Il trailer di Netflixil prossimo documentario Marty, la vita è breve (in uscita il 12 maggio) offre uno sguardo sugli alti e bassi che hanno definito la vita dell’amato comico. E, in vero stile Short, anche i momenti più pesanti arrivano con un occhiolino. Ad un certo punto, scherza con suo fratello Michael dicendo che “aveva una chiamata rapida per l’impresa di pompe funebri”.
“Si rideva in quegli anni… questo è il punto”, dice. “Nella vita, a volte si accende il semaforo verde. E a volte, senza motivo, diventa rosso.”
Il film non evita le perdite che lo hanno formato. Più recentemente, la figlia di Short, Katherine Hartley Short, è morta suicida a febbraio. Aveva 42 anni.
“È con profondo dolore che confermiamo la scomparsa di Katherine Hartley Short”, ha confermato un rappresentante della star Pagina sei il 24 febbraio.
“La famiglia Short è devastata da questa perdita e chiede privacy in questo momento. Katherine era amata da tutti e sarà ricordata per la luce e la gioia che ha portato nel mondo.”
Oltre ai momenti più pesanti, il trailer include filmati intimi di famiglia – comprese scene di Short che balla con i suoi figli quando erano piccoli – che sottolineano quanto la paternità sia stata centrale nella sua vita.
“Essere papà è genuino come il suo respiro”, comico Andrea Martino dice nel documentario.
La perdita è stata una caratteristica di Short fin dall’infanzia.

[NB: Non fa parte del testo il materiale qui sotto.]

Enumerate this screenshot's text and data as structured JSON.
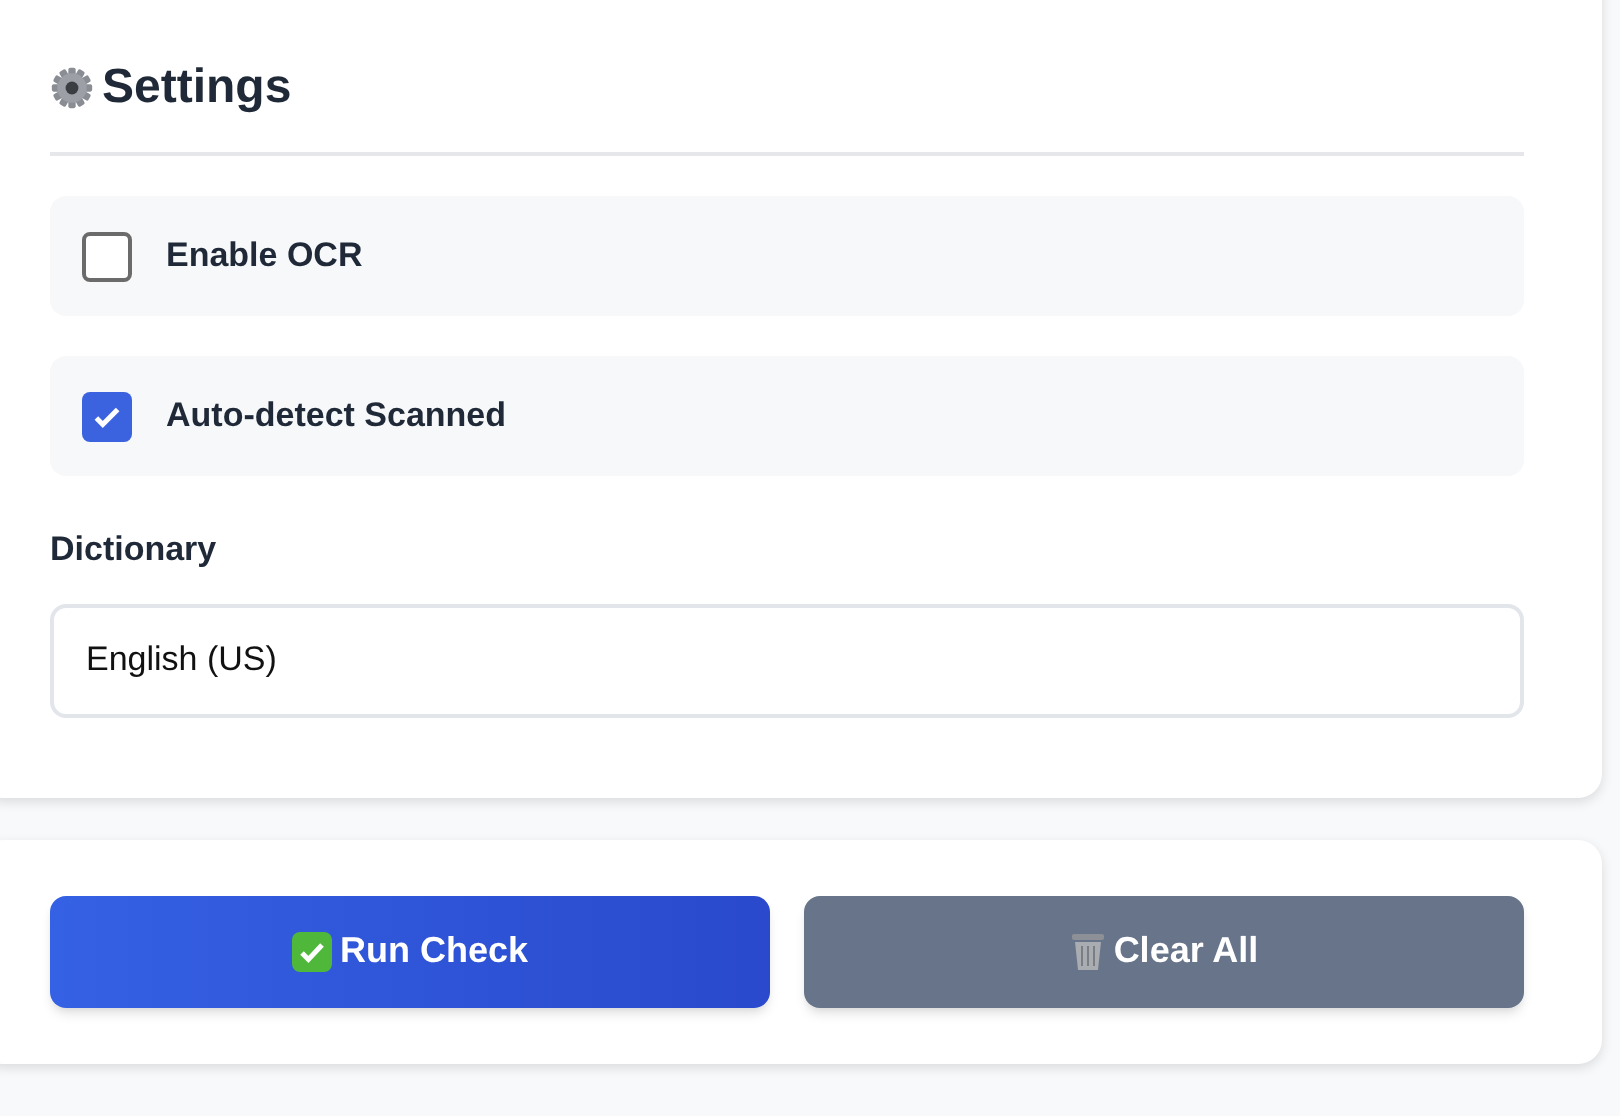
{
  "settings": {
    "title": "Settings",
    "options": [
      {
        "label": "Enable OCR",
        "checked": false
      },
      {
        "label": "Auto-detect Scanned",
        "checked": true
      }
    ],
    "dictionary": {
      "label": "Dictionary",
      "value": "English (US)"
    }
  },
  "actions": [
    {
      "kind": "primary",
      "label": "Run Check"
    },
    {
      "kind": "secondary",
      "label": "Clear All"
    }
  ]
}
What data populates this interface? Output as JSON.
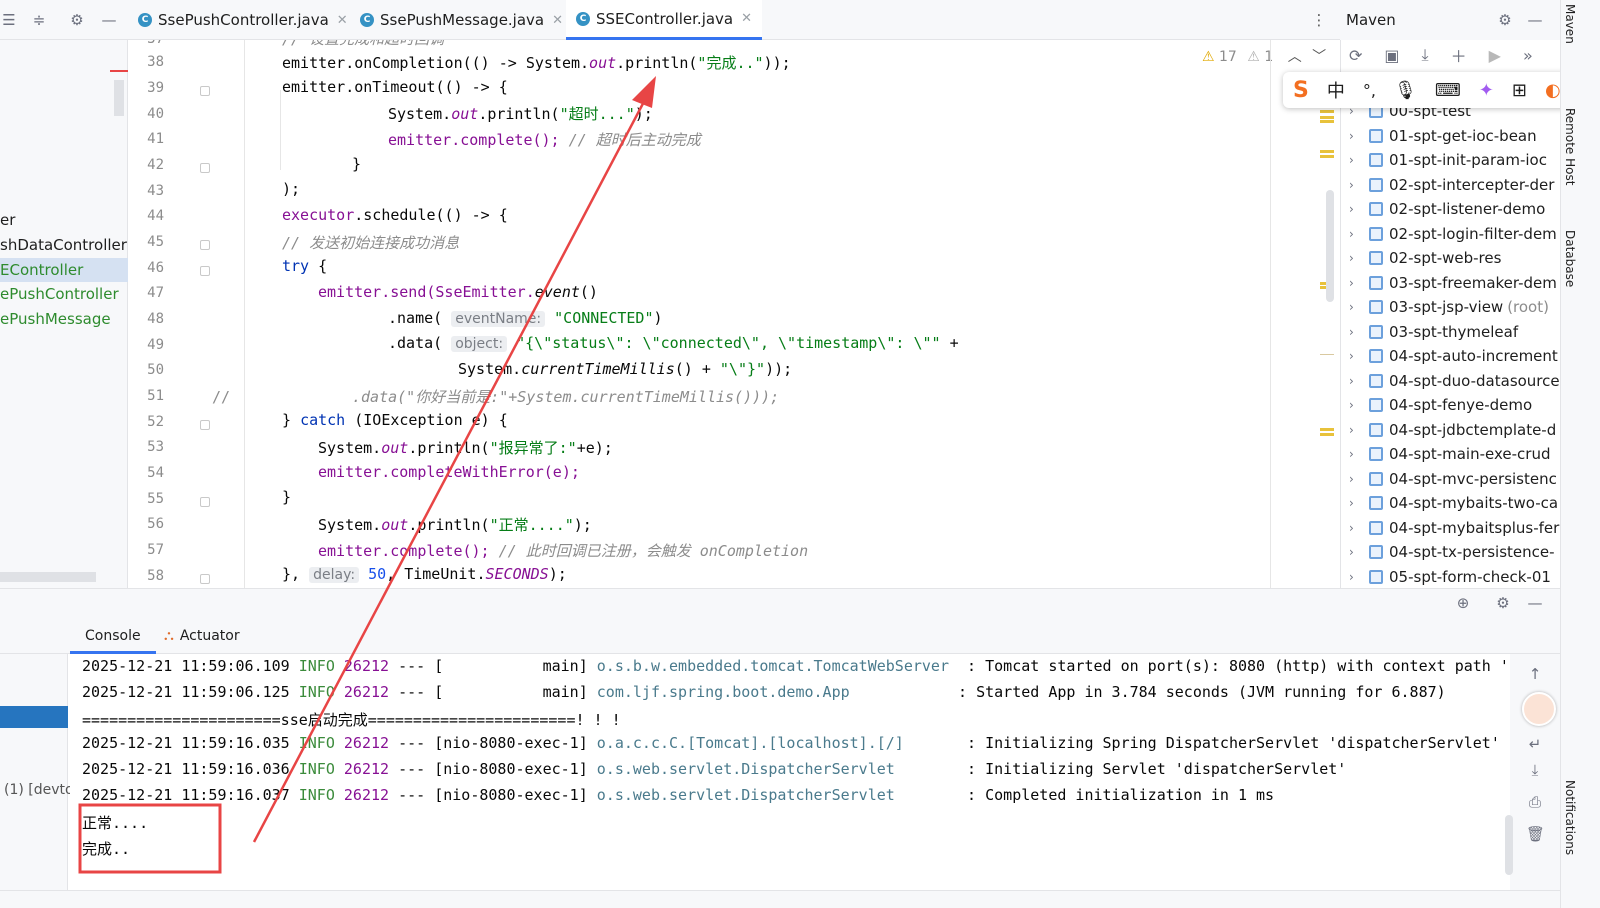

Aveva solo 12 anni quando suo fratello maggiore morì in un incidente stradale. Nel giro di pochi anni perse anche entrambi i genitori: sua madre a causa di un cancro quando aveva 17 anni e suo padre a causa di un ictus non molto tempo dopo.
Tuttavia, ha spesso indicato l’umorismo come la cosa che lo ha radicato. In un’intervista del 2012 con Il GuardianoShort ha ricordato di essere cresciuto in una casa piena di “straordinario umorismo in casa crescendo. Molte risate”.
Riflettendo su quelle prime esperienze, ha aggiunto: “Penso che il motivo per cui tutto ciò non mi ha gettato di traverso è stato perché avevo delle basi così solide. Questo tipo di situazioni sono orribili, ma penso che o ne trai potere o ne diventi una vittima”.
Più tardi, Short trovò un amore duraturo con sua moglie, Nancy Dolman, con la quale fu sposato per 36 anni prima della sua morte per cancro alle ovaie nel 2010 all’età di 58 anni. Ripensando a quella stessa intervista, la descrisse come “la persona giusta”, aggiungendo: “Siamo stati insieme per 36 anni, ma avrei divorziato cinque volte se non avessi trovato la persona giusta”.
Il documentario mette in luce anche le sue amicizie di lunga data, tra cui anche un’altra leggenda della commedia Caterina O’Hara. Un’intervista precedentemente registrata con O’Hara, condotta prima della sua morte a gennaio, appare insieme ai filmati d’archivio dei due nel corso degli anni.
“Sento che potrebbe improvvisare per l’eternità. Non è vero?” dice nel film.
Altre clip catturano la loro semplice alchimia, dal ballare insieme a casa a un momento giocoso in cui Short le afferra il viso e scherza: “Ti amavo in ‘Mamma ho perso l’aereo!’ Sei stato meraviglioso!” mentre ride.
Se il trailer è indicativo, Marty, la vita è breve non si limiterà a rivisitare la carriera di Short, ma dipingerà un quadro più completo dell’uomo dietro di essa, uno che è riuscito a continuare a trovare l’umorismo, anche quando la vita gli ha dato tutte le ragioni per non farlo.